Título: Crônica de um embargo anunciado
Autor: Zanatta, Mauro ; Moreira, Assis
Fonte: Valor Econômico, 10/04/2008, Agronegócios, p. B16

Antes de decretar o embargo à carne bovina in natura do Brasil, no início de fevereiro, as autoridades sanitárias da União Européia concluíram que, por "falhas sistêmicas", o governo brasileiro não havia conseguido "garantir" as regras básicas de certificação de fazendas, identificação de animais e controle de movimentação do gado exigidas de seus exportadores.

As considerações, expressas em 28 páginas do relatório final da missão veterinária da Direção-Geral de Saúde e Proteção do Consumidor da Comissão Européia, também reprovam duramente a conduta de empresas certificadoras, acusadas de "não agir dentro da legislação brasileira" e de não detectar "deficiências" que permitiriam o "uso fraudulento de brincos" para "driblar" as regras de permanência mínima do gado em Estados habilitados (90 dias) e na última fazenda aprovada (40 dias) previstas no sistema oficial de rastreamento de gado (Sisbov).

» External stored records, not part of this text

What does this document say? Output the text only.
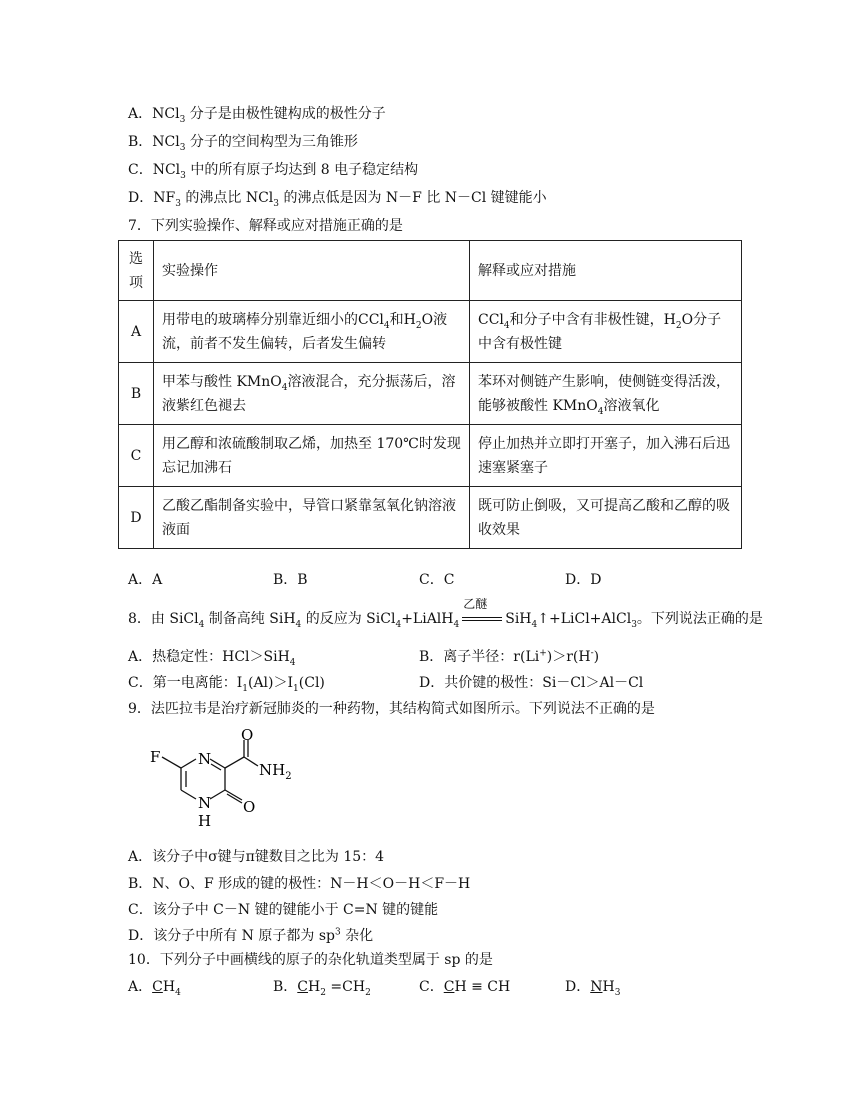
A．NCl$_3$ 分子是由极性键构成的极性分子
B．NCl$_3$ 分子的空间构型为三角锥形
C．NCl$_3$ 中的所有原子均达到 8 电子稳定结构
D．$NF_3$ 的沸点比 NCl$_3$ 的沸点低是因为 N－F 比 N－Cl 键键能小
7．下列实验操作、解释或应对措施正确的是
选
项	实验操作	解释或应对措施
A	用带电的玻璃棒分别靠近细小的CCl$_4$和$H_2O$液流，前者不发生偏转，后者发生偏转	CCl$_4$和分子中含有非极性键，$H_2O$分子中含有极性键
B	甲苯与酸性 KMnO$_4$溶液混合，充分振荡后，溶液紫红色褪去	苯环对侧链产生影响，使侧链变得活泼，能够被酸性 KMnO$_4$溶液氧化
C	用乙醇和浓硫酸制取乙烯，加热至 170℃时发现忘记加沸石	停止加热并立即打开塞子，加入沸石后迅速塞紧塞子
D	乙酸乙酯制备实验中，导管口紧靠氢氧化钠溶液液面	既可防止倒吸，又可提高乙酸和乙醇的吸收效果
A．A	B．B	C．C	D．D
8．由 SiCl$_4$ 制备高纯 SiH$_4$ 的反应为 SiCl$_4$+LiAlH$_4$
乙醚
SiH$_4$↑+LiCl+AlCl$_3$。下列说法正确的是
A．热稳定性：HCl＞SiH$_4$	B．离子半径：r(Li+)＞r(H-)
C．第一电离能：$I_1(Al)>I_1(Cl)$	D．共价键的极性：Si－Cl＞Al－Cl
9．法匹拉韦是治疗新冠肺炎的一种药物，其结构简式如图所示。下列说法不正确的是
F	N
O
$NH_2$
O
N
H
A．该分子中σ键与π键数目之比为 15：4
B．N、O、F 形成的键的极性：N－H＜O－H＜F－H
C．该分子中 C－N 键的键能小于 C=N 键的键能
D．该分子中所有 N 原子都为 $sp^3$ 杂化
10．下列分子中画横线的原子的杂化轨道类型属于 sp 的是
A．$CH_4$	B．$CH_2 =CH_2$	C．CH ≡ CH	D．$NH_3$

A equipe de auditores europeus visitou o país durante 15 dias, em novembro de 2007. Esteve em 24 fazendas em São Paulo, Mato Grosso, Goiás, Mato Grosso do Sul, Minas Gerais e Paraná. Visitou, ainda, quatro certificadoras, dois postos de fronteira, um porto, um aeroporto, três postos de divisa estadual e seis varejistas de vacina contra aftosa.

Ainda inédito, o relatório oficial de avaliação dos europeus também apontou falhas nos controles oficiais do movimento de gado, que "não serve para reforçar a garantia de exclusão do abate e embarque de animais de áreas não- aprovadas para a UE". Esses controles não são "confiáveis" para garantir as regras de permanência mínima do gado. "A situação atual é tal que as autoridades brasileiras não conseguem dar as garantias a respeito da permanência em áreas [Estados] aprovadas e sobre fazendas aprovadas requeridas pela União Européia", afirma o texto.

A avaliação da UE reconhece, entretanto, "melhorias" no combate à febre aftosa, campanhas de vacinação e controle de divisas estaduais e fronteiras internacionais. Aponta novidades como, por exemplo, a notificação de 72 casos de suspeita da doença "em vários Estados" em 2007. E critica a falta, ao longo dos dez primeiros meses de 2007, de ações de vigilância sorológica no rebanho dos Estados habilitados a exportar para checar a eficácia da vacinação. As deficiências de certificação relativas à emissão dos documentos sem o devido registro na base de dados foram, segundo os auditores, resolvidas com novos procedimentos adotados pelas autoridades brasileiras. A situação da saúde pública foi considerada "em geral satisfatória", embora dois frigoríficos tenham sido descredenciados "por falhas individuas". Outras três fazendas também foram desaprovadas pela missão da UE.

Os europeus recomendaram correção dos problemas no combate à febre aftosa, adaptação a planos de contingência locais, tomar "medidas efetivas" para solucionar definitivamente os problemas com certificadoras, base de dados e controle de animais.

Questionado sobre os detalhes do relatório, o secretário de Defesa Agropecuária do Ministério da Agricultura, Inácio Kroetz, afirmou ao Valor desconhecer a versão final do documento. Mas disse que, pelo texto preliminar submetido ao ministério, a situação já havia melhorado com a integração do Sisbov à defesa, cooperação com os Estados, programa de treinamento dos fiscais. "Se tivessem que escrever agora, certamente já considerariam outros aspectos. O clima hoje é bem outro, inclusive em função de visitas de autoridades européias ao país", disse. Em seguida, reconheceu os problemas. "O sistema tinha fragilidades, é claro. Pela própria condução, ele não era capaz de garantir a certificação de 90 e 40 dias". O secretário afirmou que as alterações estão em pleno processo. "Se não garante [as regras], não serve pra eles. Se inventarmos outro sistema, eles aceitam. Estamos preparando um sistema que garante", sustentou. "É um assunto novo e cada um adota o sistema mais conveniente. Esse que apresentamos não garantia. Confirmamos as fragilidades que existiam e começamos treinamento do pessoal, com interpretação de normas, cobrança de responsabilidades e auditorias para ver como a situação muda", afirmou ele.